Fidgeting with my fingers on my thigh, emotionally preparing for the worst case scenario.
“So …,”the doctor had done reading my reports and looked at me. “Everything is fine. HIV status is negative…,”A huge relief rushed over me like a Tsunami. Thank God! “but you have Chlamydia.” My wave of relief took a U-turn.
“What?!” I was astonished momentarily.
“It is the most common type of STD. Symptoms are rarely detected. But no to worry so much about it. It is treatable. Anyone who has unprotected sex will likely to have this. As long as you remember to consume the prescribed antibiotic, then you are good to go.” He smiled.
I knew about Chlamydia. It does not often show symptoms as far as I know. It is definitely treatable. Thank God I did not have serious STD that required lengthy treatment that cost a hefty amount.
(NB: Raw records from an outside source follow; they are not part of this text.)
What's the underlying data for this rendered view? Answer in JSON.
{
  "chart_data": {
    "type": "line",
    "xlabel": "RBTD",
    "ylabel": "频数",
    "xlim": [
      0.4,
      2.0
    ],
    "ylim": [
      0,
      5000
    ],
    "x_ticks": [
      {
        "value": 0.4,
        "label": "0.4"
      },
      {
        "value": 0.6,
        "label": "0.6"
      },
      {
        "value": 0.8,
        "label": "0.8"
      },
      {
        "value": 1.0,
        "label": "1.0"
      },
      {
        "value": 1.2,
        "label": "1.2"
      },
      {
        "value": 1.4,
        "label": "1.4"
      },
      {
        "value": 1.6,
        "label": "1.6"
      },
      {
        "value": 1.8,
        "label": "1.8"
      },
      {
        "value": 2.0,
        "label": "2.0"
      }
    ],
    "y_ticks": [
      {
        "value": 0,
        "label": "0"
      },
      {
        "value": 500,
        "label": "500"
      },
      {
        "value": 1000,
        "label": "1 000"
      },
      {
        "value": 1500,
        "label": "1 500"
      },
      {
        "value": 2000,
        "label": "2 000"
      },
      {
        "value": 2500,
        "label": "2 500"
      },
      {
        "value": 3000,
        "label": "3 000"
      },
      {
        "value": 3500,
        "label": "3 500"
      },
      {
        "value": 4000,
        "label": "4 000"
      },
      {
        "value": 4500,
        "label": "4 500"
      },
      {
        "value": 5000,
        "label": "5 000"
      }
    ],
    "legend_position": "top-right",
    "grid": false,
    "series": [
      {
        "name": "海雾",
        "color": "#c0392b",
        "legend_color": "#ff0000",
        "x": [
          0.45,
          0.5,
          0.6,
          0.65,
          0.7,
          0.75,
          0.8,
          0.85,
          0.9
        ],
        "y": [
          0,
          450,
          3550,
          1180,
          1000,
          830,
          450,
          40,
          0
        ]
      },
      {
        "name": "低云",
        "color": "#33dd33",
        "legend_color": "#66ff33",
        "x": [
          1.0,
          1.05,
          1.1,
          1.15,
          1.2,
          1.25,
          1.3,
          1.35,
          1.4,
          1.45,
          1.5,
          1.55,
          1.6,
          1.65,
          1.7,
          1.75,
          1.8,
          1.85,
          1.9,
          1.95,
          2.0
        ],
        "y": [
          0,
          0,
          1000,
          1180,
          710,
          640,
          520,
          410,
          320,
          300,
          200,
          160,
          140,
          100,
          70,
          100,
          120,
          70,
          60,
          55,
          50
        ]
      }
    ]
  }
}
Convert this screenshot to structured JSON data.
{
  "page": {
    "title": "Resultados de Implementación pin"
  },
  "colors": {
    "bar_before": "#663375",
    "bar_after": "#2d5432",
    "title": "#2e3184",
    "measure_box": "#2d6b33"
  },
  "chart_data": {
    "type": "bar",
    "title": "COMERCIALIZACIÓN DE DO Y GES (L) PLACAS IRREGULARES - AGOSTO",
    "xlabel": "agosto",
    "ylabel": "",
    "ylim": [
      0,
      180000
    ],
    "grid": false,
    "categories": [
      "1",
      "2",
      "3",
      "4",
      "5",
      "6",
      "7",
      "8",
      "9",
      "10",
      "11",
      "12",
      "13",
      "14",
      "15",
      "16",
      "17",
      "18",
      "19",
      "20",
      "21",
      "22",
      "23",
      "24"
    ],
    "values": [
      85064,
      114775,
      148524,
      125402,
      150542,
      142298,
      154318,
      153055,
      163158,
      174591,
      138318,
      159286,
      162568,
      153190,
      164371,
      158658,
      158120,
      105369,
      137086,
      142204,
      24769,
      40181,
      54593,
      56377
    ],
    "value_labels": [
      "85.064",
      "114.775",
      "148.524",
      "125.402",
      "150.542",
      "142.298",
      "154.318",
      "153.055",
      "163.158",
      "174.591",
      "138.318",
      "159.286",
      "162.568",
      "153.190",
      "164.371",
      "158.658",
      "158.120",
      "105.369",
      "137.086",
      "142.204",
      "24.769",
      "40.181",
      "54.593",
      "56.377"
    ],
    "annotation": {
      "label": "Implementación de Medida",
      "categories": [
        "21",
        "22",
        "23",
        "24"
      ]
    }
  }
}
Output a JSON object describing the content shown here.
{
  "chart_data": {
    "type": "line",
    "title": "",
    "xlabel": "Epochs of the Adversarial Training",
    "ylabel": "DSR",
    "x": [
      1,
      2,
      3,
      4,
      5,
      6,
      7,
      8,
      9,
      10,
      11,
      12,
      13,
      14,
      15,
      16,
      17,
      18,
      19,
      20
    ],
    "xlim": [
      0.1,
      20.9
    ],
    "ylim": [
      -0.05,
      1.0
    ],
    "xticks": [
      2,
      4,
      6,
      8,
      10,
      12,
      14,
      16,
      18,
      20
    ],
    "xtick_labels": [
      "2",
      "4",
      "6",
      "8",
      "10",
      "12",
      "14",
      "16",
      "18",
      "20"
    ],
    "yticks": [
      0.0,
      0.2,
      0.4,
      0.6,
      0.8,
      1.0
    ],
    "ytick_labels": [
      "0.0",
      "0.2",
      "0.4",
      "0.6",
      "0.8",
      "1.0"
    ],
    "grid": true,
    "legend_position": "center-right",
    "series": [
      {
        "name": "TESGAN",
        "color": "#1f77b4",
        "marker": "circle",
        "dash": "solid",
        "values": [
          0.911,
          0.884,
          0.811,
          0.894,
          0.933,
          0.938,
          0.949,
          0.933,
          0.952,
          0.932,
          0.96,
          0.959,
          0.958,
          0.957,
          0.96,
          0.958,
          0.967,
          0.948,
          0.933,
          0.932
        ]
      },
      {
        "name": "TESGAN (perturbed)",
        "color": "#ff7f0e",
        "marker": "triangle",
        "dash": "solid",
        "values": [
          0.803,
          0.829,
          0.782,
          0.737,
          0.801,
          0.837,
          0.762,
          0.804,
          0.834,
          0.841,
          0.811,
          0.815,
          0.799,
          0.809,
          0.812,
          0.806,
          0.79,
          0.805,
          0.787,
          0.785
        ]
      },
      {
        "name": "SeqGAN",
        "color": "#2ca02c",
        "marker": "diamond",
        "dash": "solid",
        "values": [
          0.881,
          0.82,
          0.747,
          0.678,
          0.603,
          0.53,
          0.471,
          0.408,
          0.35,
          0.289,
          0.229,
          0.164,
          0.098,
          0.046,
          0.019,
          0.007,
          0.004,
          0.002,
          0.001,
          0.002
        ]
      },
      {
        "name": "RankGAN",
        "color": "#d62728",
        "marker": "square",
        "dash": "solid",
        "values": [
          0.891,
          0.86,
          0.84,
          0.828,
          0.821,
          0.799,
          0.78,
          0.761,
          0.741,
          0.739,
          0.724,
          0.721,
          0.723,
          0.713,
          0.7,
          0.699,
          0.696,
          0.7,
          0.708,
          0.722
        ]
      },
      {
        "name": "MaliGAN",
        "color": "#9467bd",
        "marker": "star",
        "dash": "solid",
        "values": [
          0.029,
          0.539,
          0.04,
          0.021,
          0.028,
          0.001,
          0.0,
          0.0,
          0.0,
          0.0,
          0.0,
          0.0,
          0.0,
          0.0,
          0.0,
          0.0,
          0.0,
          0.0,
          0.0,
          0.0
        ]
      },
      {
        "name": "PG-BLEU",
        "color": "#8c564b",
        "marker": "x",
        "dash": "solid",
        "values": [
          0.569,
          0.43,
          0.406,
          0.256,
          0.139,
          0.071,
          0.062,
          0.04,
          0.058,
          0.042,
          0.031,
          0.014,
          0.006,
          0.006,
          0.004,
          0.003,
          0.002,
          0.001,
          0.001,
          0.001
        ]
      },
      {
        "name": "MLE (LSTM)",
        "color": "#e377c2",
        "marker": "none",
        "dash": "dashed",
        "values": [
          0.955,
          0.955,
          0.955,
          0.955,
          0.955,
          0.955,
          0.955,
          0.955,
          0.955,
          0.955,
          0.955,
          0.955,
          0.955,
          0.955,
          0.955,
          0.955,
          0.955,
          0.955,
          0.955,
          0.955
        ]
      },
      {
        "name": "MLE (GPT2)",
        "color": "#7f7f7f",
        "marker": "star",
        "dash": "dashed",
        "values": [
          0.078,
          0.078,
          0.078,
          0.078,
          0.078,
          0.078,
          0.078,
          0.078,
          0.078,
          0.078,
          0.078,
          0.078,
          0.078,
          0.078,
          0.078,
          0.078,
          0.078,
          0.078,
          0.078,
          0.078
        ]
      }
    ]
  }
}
After I paid for and obtained my medication, I walked out from the entrance of the hospital toward my car. Along the way I saw a trashcan, I threw my medical reports and bill off for my own good. And never looked back. I was not going to leave any trace behind. It’s between me and the hospital.

Today
I was debating whether should I blog this down. I do not feel ashamed of getting what I deserve. I deserve what I have done as a consequence.
I started writing this 2 days ago. I had zero clue of how to start writing this down.
Courageously typing away what happened for the past 2 days. So here I am .. feeling hopeful and optimistic.